The Reader Bookshelf is a carefully curated collection of literature for adults and children, exploring a different theme each year, this year’s theme ‘Wonder’ is about being bold, being curious and being open. Staff and volunteers around the country have selected 12 titles for adults which explore what 'Wonder' means to them.
We're delving into The Reader Bookshelf with a review of Frankenstein by Mary Shelley by Grace Frame our Practice Development Lead.
Frankenstein is a book that has engaged readers in many different Shared Reading groups over time, and it is interesting how group members have discovered lots of different kinds of entry points into it. There are certainly things about the book which you might expect would be a bit off-putting.
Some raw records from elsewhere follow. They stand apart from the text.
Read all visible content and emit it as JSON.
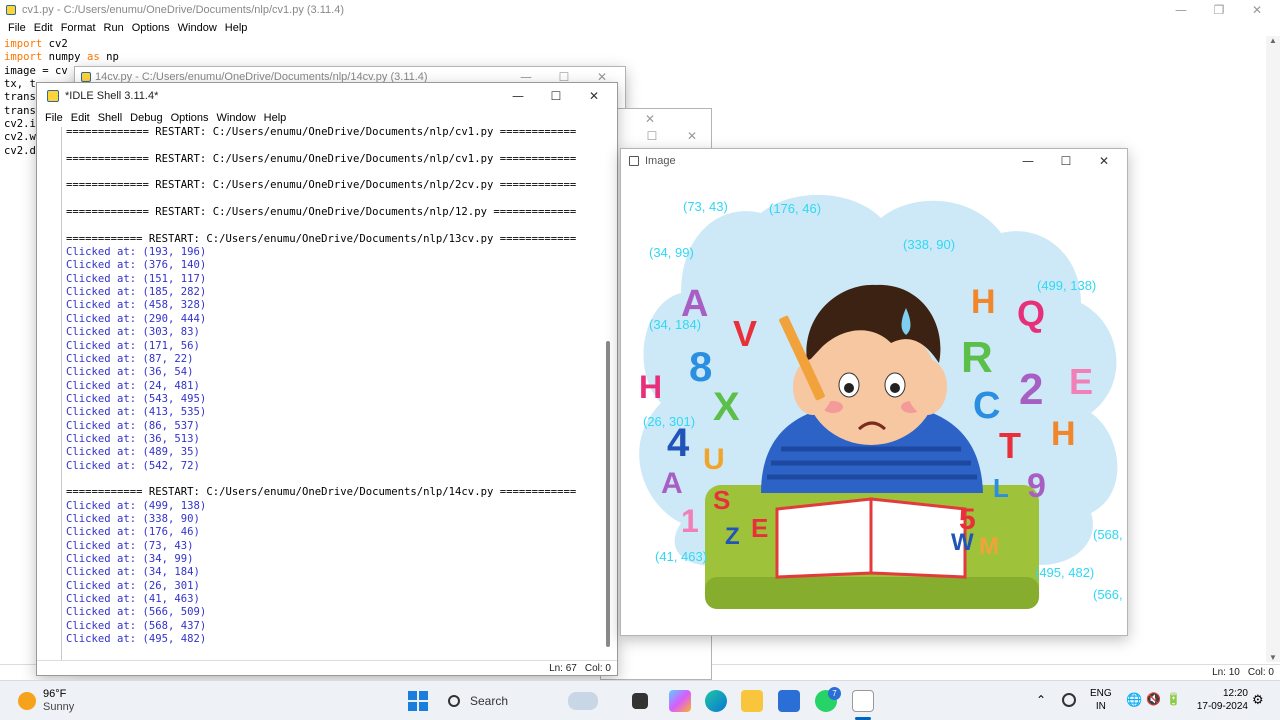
{
  "editor_back": {
    "title": "cv1.py - C:/Users/enumu/OneDrive/Documents/nlp/cv1.py (3.11.4)",
    "menu": [
      "File",
      "Edit",
      "Format",
      "Run",
      "Options",
      "Window",
      "Help"
    ],
    "code_lines": [
      "import cv2",
      "import numpy as np",
      "image = cv",
      "tx, t",
      "trans",
      "trans",
      "cv2.i",
      "cv2.w",
      "cv2.d"
    ],
    "status_line": "Ln: 10",
    "status_col": "Col: 0"
  },
  "editor_mid": {
    "title": "14cv.py - C:/Users/enumu/OneDrive/Documents/nlp/14cv.py (3.11.4)"
  },
  "shell": {
    "title": "*IDLE Shell 3.11.4*",
    "menu": [
      "File",
      "Edit",
      "Shell",
      "Debug",
      "Options",
      "Window",
      "Help"
    ],
    "lines": [
      {
        "t": "============= RESTART: C:/Users/enumu/OneDrive/Documents/nlp/cv1.py ============",
        "k": "r"
      },
      {
        "t": "",
        "k": "b"
      },
      {
        "t": "============= RESTART: C:/Users/enumu/OneDrive/Documents/nlp/cv1.py ============",
        "k": "r"
      },
      {
        "t": "",
        "k": "b"
      },
      {
        "t": "============= RESTART: C:/Users/enumu/OneDrive/Documents/nlp/2cv.py ============",
        "k": "r"
      },
      {
        "t": "",
        "k": "b"
      },
      {
        "t": "============= RESTART: C:/Users/enumu/OneDrive/Documents/nlp/12.py =============",
        "k": "r"
      },
      {
        "t": "",
        "k": "b"
      },
      {
        "t": "============ RESTART: C:/Users/enumu/OneDrive/Documents/nlp/13cv.py ============",
        "k": "r"
      },
      {
        "t": "Clicked at: (193, 196)",
        "k": "o"
      },
      {
        "t": "Clicked at: (376, 140)",
        "k": "o"
      },
      {
        "t": "Clicked at: (151, 117)",
        "k": "o"
      },
      {
        "t": "Clicked at: (185, 282)",
        "k": "o"
      },
      {
        "t": "Clicked at: (458, 328)",
        "k": "o"
      },
      {
        "t": "Clicked at: (290, 444)",
        "k": "o"
      },
      {
        "t": "Clicked at: (303, 83)",
        "k": "o"
      },
      {
        "t": "Clicked at: (171, 56)",
        "k": "o"
      },
      {
        "t": "Clicked at: (87, 22)",
        "k": "o"
      },
      {
        "t": "Clicked at: (36, 54)",
        "k": "o"
      },
      {
        "t": "Clicked at: (24, 481)",
        "k": "o"
      },
      {
        "t": "Clicked at: (543, 495)",
        "k": "o"
      },
      {
        "t": "Clicked at: (413, 535)",
        "k": "o"
      },
      {
        "t": "Clicked at: (86, 537)",
        "k": "o"
      },
      {
        "t": "Clicked at: (36, 513)",
        "k": "o"
      },
      {
        "t": "Clicked at: (489, 35)",
        "k": "o"
      },
      {
        "t": "Clicked at: (542, 72)",
        "k": "o"
      },
      {
        "t": "",
        "k": "b"
      },
      {
        "t": "============ RESTART: C:/Users/enumu/OneDrive/Documents/nlp/14cv.py ============",
        "k": "r"
      },
      {
        "t": "Clicked at: (499, 138)",
        "k": "o"
      },
      {
        "t": "Clicked at: (338, 90)",
        "k": "o"
      },
      {
        "t": "Clicked at: (176, 46)",
        "k": "o"
      },
      {
        "t": "Clicked at: (73, 43)",
        "k": "o"
      },
      {
        "t": "Clicked at: (34, 99)",
        "k": "o"
      },
      {
        "t": "Clicked at: (34, 184)",
        "k": "o"
      },
      {
        "t": "Clicked at: (26, 301)",
        "k": "o"
      },
      {
        "t": "Clicked at: (41, 463)",
        "k": "o"
      },
      {
        "t": "Clicked at: (566, 509)",
        "k": "o"
      },
      {
        "t": "Clicked at: (568, 437)",
        "k": "o"
      },
      {
        "t": "Clicked at: (495, 482)",
        "k": "o"
      }
    ],
    "status_line": "Ln: 67",
    "status_col": "Col: 0"
  },
  "image_window": {
    "title": "Image",
    "labels": [
      "(73, 43)",
      "(176, 46)",
      "(34, 99)",
      "(338, 90)",
      "(499, 138)",
      "(34, 184)",
      "(26, 301)",
      "(41, 463)",
      "(568,",
      "(495, 482)",
      "(566,"
    ],
    "letters": [
      "A",
      "V",
      "8",
      "H",
      "X",
      "4",
      "U",
      "A",
      "1",
      "S",
      "E",
      "Z",
      "H",
      "Q",
      "R",
      "E",
      "2",
      "C",
      "T",
      "H",
      "L",
      "9",
      "5",
      "W",
      "M"
    ]
  },
  "taskbar": {
    "weather_temp": "96°F",
    "weather_desc": "Sunny",
    "search_label": "Search",
    "lang_top": "ENG",
    "lang_bottom": "IN",
    "time": "12:20",
    "date": "17-09-2024",
    "badge": "7"
  },
  "colors": {
    "accent": "#0067c0",
    "shell_output": "#3333cc",
    "label_cyan": "#2fd8f5",
    "keyword": "#ff7700"
  }
}
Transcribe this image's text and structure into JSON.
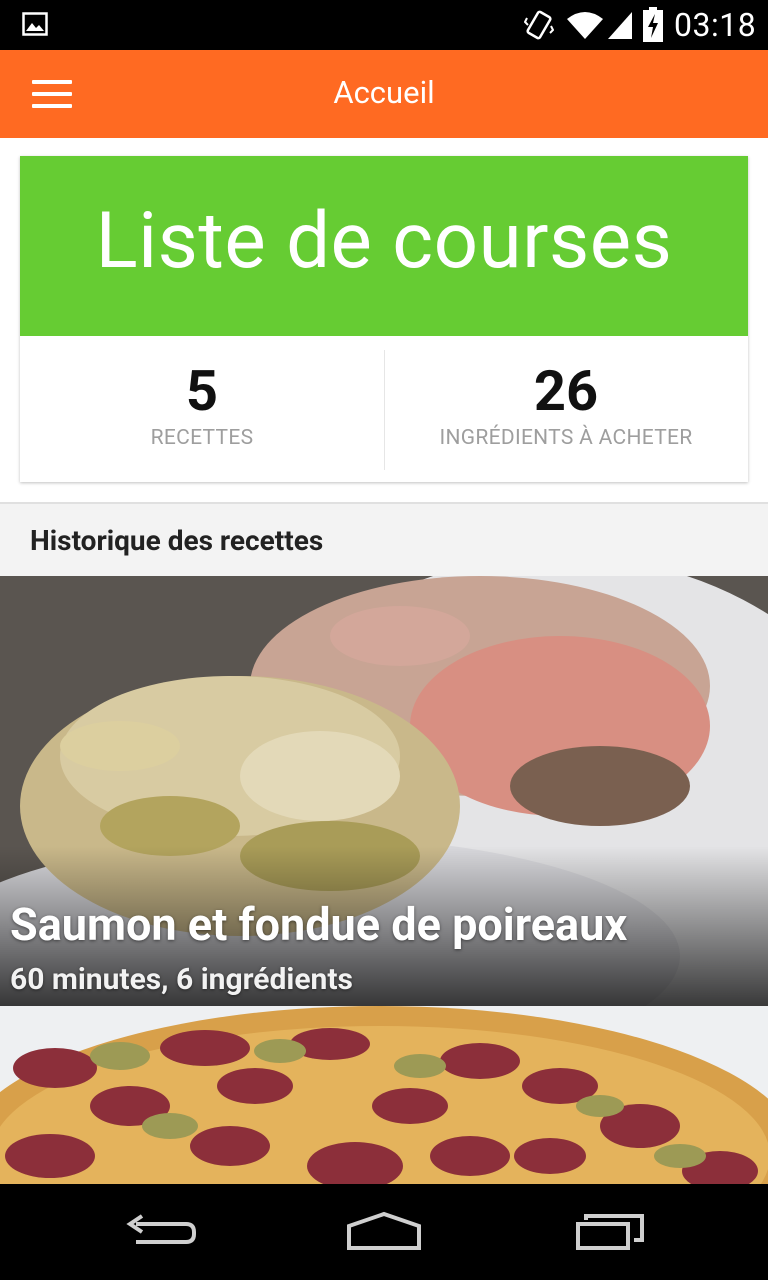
{
  "status_bar": {
    "time": "03:18"
  },
  "app_bar": {
    "title": "Accueil"
  },
  "shopping_card": {
    "title": "Liste de courses",
    "recipes_count": "5",
    "recipes_label": "RECETTES",
    "ingredients_count": "26",
    "ingredients_label": "INGRÉDIENTS À ACHETER"
  },
  "history": {
    "header": "Historique des recettes",
    "items": [
      {
        "title": "Saumon et fondue de poireaux",
        "meta": "60 minutes, 6 ingrédients"
      }
    ]
  },
  "colors": {
    "app_bar": "#ff6a22",
    "card_banner": "#66cc33"
  },
  "icons": {
    "status": [
      "gallery-icon",
      "vibrate-icon",
      "wifi-icon",
      "signal-icon",
      "battery-charging-icon"
    ],
    "app_bar": [
      "menu-icon"
    ],
    "nav": [
      "back-icon",
      "home-icon",
      "recents-icon"
    ]
  }
}
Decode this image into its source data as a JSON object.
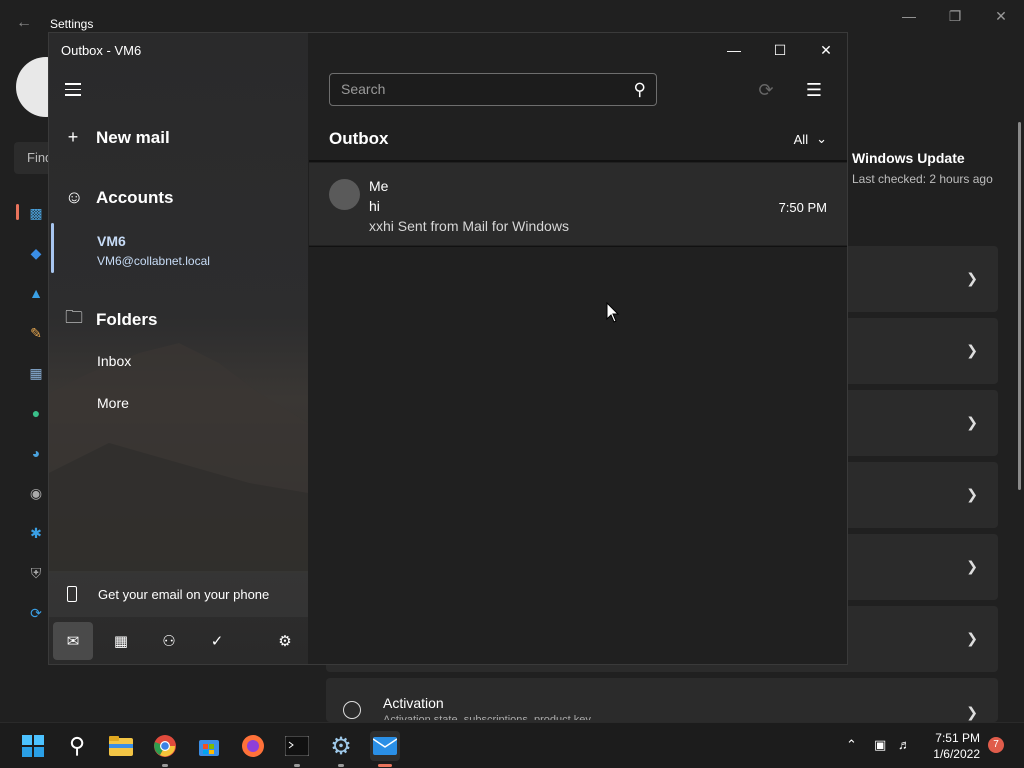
{
  "settings": {
    "title": "Settings",
    "find_placeholder": "Find",
    "windows_update_title": "Windows Update",
    "windows_update_sub": "Last checked: 2 hours ago",
    "activation_label": "Activation",
    "activation_sub": "Activation state, subscriptions, product key"
  },
  "mail": {
    "window_title": "Outbox - VM6",
    "new_mail": "New mail",
    "accounts": "Accounts",
    "account_name": "VM6",
    "account_email": "VM6@collabnet.local",
    "folders": "Folders",
    "folder_items": [
      "Inbox",
      "More"
    ],
    "phone_promo": "Get your email on your phone",
    "search_placeholder": "Search",
    "list_title": "Outbox",
    "filter_label": "All",
    "messages": [
      {
        "from": "Me",
        "subject": "hi",
        "preview": "xxhi Sent from Mail for Windows",
        "time": "7:50 PM"
      }
    ]
  },
  "taskbar": {
    "time": "7:51 PM",
    "date": "1/6/2022",
    "notification_count": "7"
  },
  "colors": {
    "accent": "#e9735c",
    "account_highlight": "#a8c6f0"
  }
}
There is some difficult, older language to get to grips with, and the book opens not with the main narrative which may be more familiar to us, but with another character who writes four letters that gradually introduce us to the story that is about to unfold. Then there is the content of the novel itself which asks us to imagine some terrifying events and to confront that meeting point where the stuff of imagination enters into reality. And yet despite these layers, readers find that when the text itself is shared with them, we are quickly drawn in.
We get to know people in this novel in different stages: you might like to think of it as getting to know the ‘creator’, Victor Frankenstein, first, and later getting to know the ‘creature’ whom he creates. But initially we are introduced to Victor through another traveller who encounters him as a ‘stranger’. This traveller, Robert Walton, is the writer of the four letters. A group that meets in a men’s prison engaged readily with the first two of these letters. One member offered to read and quickly caught on to the emotional and mental state of the writer of the letters, saying he was ‘lonely, isolated and afraid, but also excited to do something, have the adventure he had always longed for.’
A member of a Shared Reading group in a Category A prison said: ‘We read Frankenstein one chapter at a time. It took us a year! It was a deep one – there was so much to talk about and it was quite exciting because you didn’t know where the conversation would end up.’